Control, even a perception of it, can be comforting. Moreover, it feels like what a manager should be doing: Setting targets, monitoring adherence to procedures, directing, shaping the future of the business. Control feels essential—especially if you are the boss.

Except it turns out that far from being vital, top-down control carries serious costs, many of which have been hiding in plain sight. What is more, there is an alternative. And not a pie-in-the-sky fantasy conjured up on a whiteboard, but a real, working alternative. It has been practiced to varying degrees in companies around the world for decades. And in France in particular, it is taking on the character of a movement. Companies as large as Michelin and Carrefour are questioning their control structures and seeing real results from replacing them.

This alternative has never had a name because—fittingly, as you’ll see—it hasn’t really had a guru. Its principles have been passed from business leader to business leader like samizdat. But more recently it has started to come into the open. We call it corporate liberation.

The idea can be stated simply enough: A liberated company allows employees complete freedom and responsibility to take actions that they—not their managers—decide are best for their company’s vision. That doesn’t mean that these firms are unmanaged. On the contrary, the specific actions that we observed in close to one hundred liberated companies prove the opposite.
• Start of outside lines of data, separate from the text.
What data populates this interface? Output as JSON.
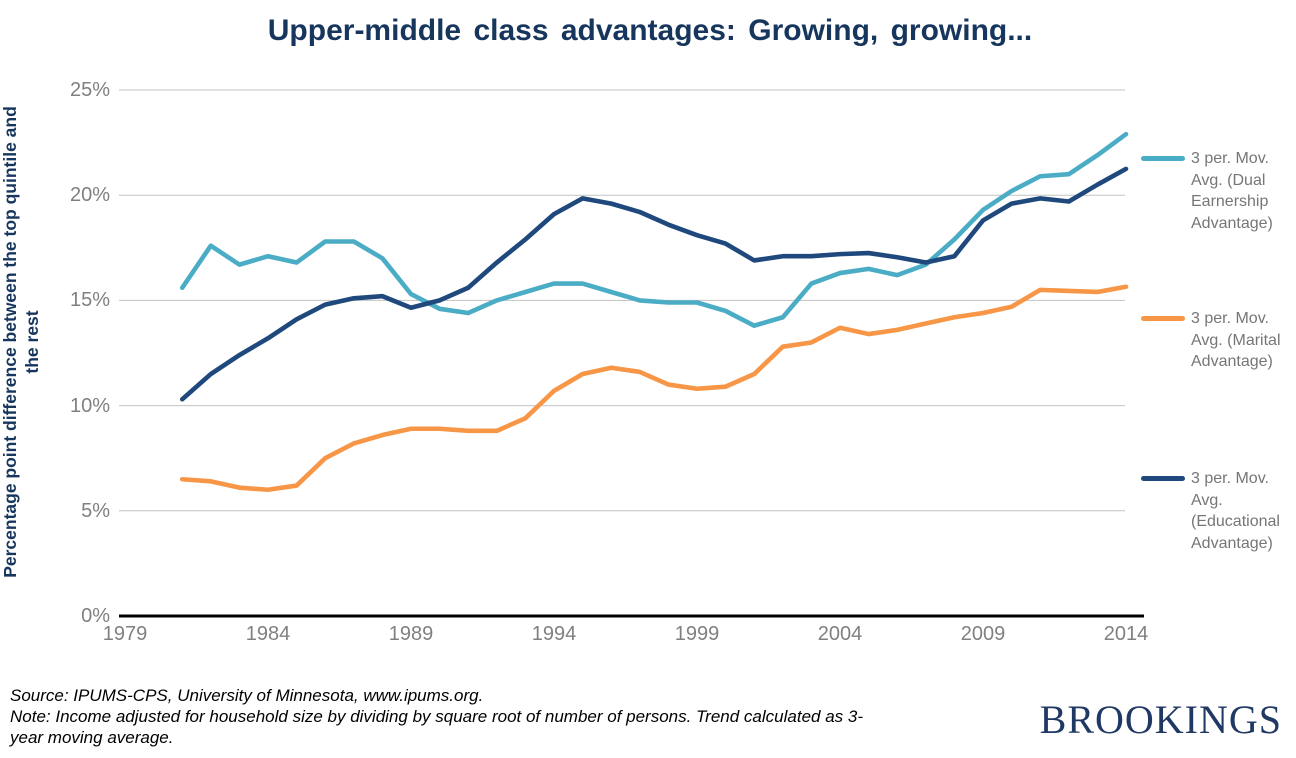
{
  "title": "Upper-middle class advantages: Growing, growing...",
  "y_axis": {
    "line1": "Percentage point difference between the top quintile and",
    "line2": "the rest"
  },
  "footer": {
    "line1": "Source: IPUMS-CPS, University of Minnesota, www.ipums.org.",
    "line2": "Note: Income adjusted for household size by dividing by square root of number of persons. Trend calculated as 3-",
    "line3": "year moving average."
  },
  "logo_text": "BROOKINGS",
  "colors": {
    "title_navy": "#17365D",
    "axis_label_gray": "#808080",
    "legend_text_gray": "#767676",
    "gridline": "#C3C3C3",
    "axis_line": "#000000",
    "dual_earnership": "#4BACC6",
    "marital": "#F79646",
    "educational": "#1F497D",
    "logo_navy": "#1F3864"
  },
  "legend": [
    {
      "series": "dual-earnership",
      "color": "#4BACC6",
      "lines": [
        "3 per. Mov.",
        "Avg. (Dual",
        "Earnership",
        "Advantage)"
      ]
    },
    {
      "series": "marital",
      "color": "#F79646",
      "lines": [
        "3 per. Mov.",
        "Avg. (Marital",
        "Advantage)"
      ]
    },
    {
      "series": "educational",
      "color": "#1F497D",
      "lines": [
        "3 per. Mov.",
        "Avg.",
        "(Educational",
        "Advantage)"
      ]
    }
  ],
  "chart_data": {
    "type": "line",
    "title": "Upper-middle class advantages: Growing, growing...",
    "xlabel": "",
    "ylabel": "Percentage point difference between the top quintile and the rest",
    "xlim": [
      1979,
      2014
    ],
    "ylim": [
      0,
      25
    ],
    "grid": true,
    "legend_position": "right",
    "xticks": [
      1979,
      1984,
      1989,
      1994,
      1999,
      2004,
      2009,
      2014
    ],
    "yticks": [
      {
        "value": 0,
        "label": "0%"
      },
      {
        "value": 5,
        "label": "5%"
      },
      {
        "value": 10,
        "label": "10%"
      },
      {
        "value": 15,
        "label": "15%"
      },
      {
        "value": 20,
        "label": "20%"
      },
      {
        "value": 25,
        "label": "25%"
      }
    ],
    "x": [
      1981,
      1982,
      1983,
      1984,
      1985,
      1986,
      1987,
      1988,
      1989,
      1990,
      1991,
      1992,
      1993,
      1994,
      1995,
      1996,
      1997,
      1998,
      1999,
      2000,
      2001,
      2002,
      2003,
      2004,
      2005,
      2006,
      2007,
      2008,
      2009,
      2010,
      2011,
      2012,
      2013,
      2014
    ],
    "series": [
      {
        "name": "3 per. Mov. Avg. (Dual Earnership Advantage)",
        "color": "#4BACC6",
        "values": [
          15.6,
          17.6,
          16.7,
          17.1,
          16.8,
          17.8,
          17.8,
          17.0,
          15.3,
          14.6,
          14.4,
          15.0,
          15.4,
          15.8,
          15.8,
          15.4,
          15.0,
          14.9,
          14.9,
          14.5,
          13.8,
          14.2,
          15.8,
          16.3,
          16.5,
          16.2,
          16.7,
          17.9,
          19.3,
          20.2,
          20.9,
          21.0,
          21.9,
          22.9
        ]
      },
      {
        "name": "3 per. Mov. Avg. (Marital Advantage)",
        "color": "#F79646",
        "values": [
          6.5,
          6.4,
          6.1,
          6.0,
          6.2,
          7.5,
          8.2,
          8.6,
          8.9,
          8.9,
          8.8,
          8.8,
          9.4,
          10.7,
          11.5,
          11.8,
          11.6,
          11.0,
          10.8,
          10.9,
          11.5,
          12.8,
          13.0,
          13.7,
          13.4,
          13.6,
          13.9,
          14.2,
          14.4,
          14.7,
          15.5,
          15.45,
          15.4,
          15.65
        ]
      },
      {
        "name": "3 per. Mov. Avg. (Educational Advantage)",
        "color": "#1F497D",
        "values": [
          10.3,
          11.5,
          12.4,
          13.2,
          14.1,
          14.8,
          15.1,
          15.2,
          14.65,
          15.0,
          15.6,
          16.8,
          17.9,
          19.1,
          19.85,
          19.6,
          19.2,
          18.6,
          18.1,
          17.7,
          16.9,
          17.1,
          17.1,
          17.2,
          17.25,
          17.05,
          16.8,
          17.1,
          18.8,
          19.6,
          19.85,
          19.7,
          20.5,
          21.25
        ]
      }
    ]
  }
}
For example, every morning, a liberated company’s manager would ask whether there is anything preventing her team from doing their best. That may not sound unusual, but here’s the first twist: When her team shares a problem or an opportunity with her, she will not offer a solution. Instead, she asks them to find their own—after ensuring that there isn’t something she’s doing that would get in the way.

When a new project comes in, the manager does not devise a plan to complete it. Instead, she asks the team to do so. In making these choices, she accomplishes two vital things. She places herself in service of her team, rather than above them as a supervisor, and this in turn has a direct impact on the behavior of her team: It starts to liberate them to act on their own initiative, rather than passively awaiting direction from above.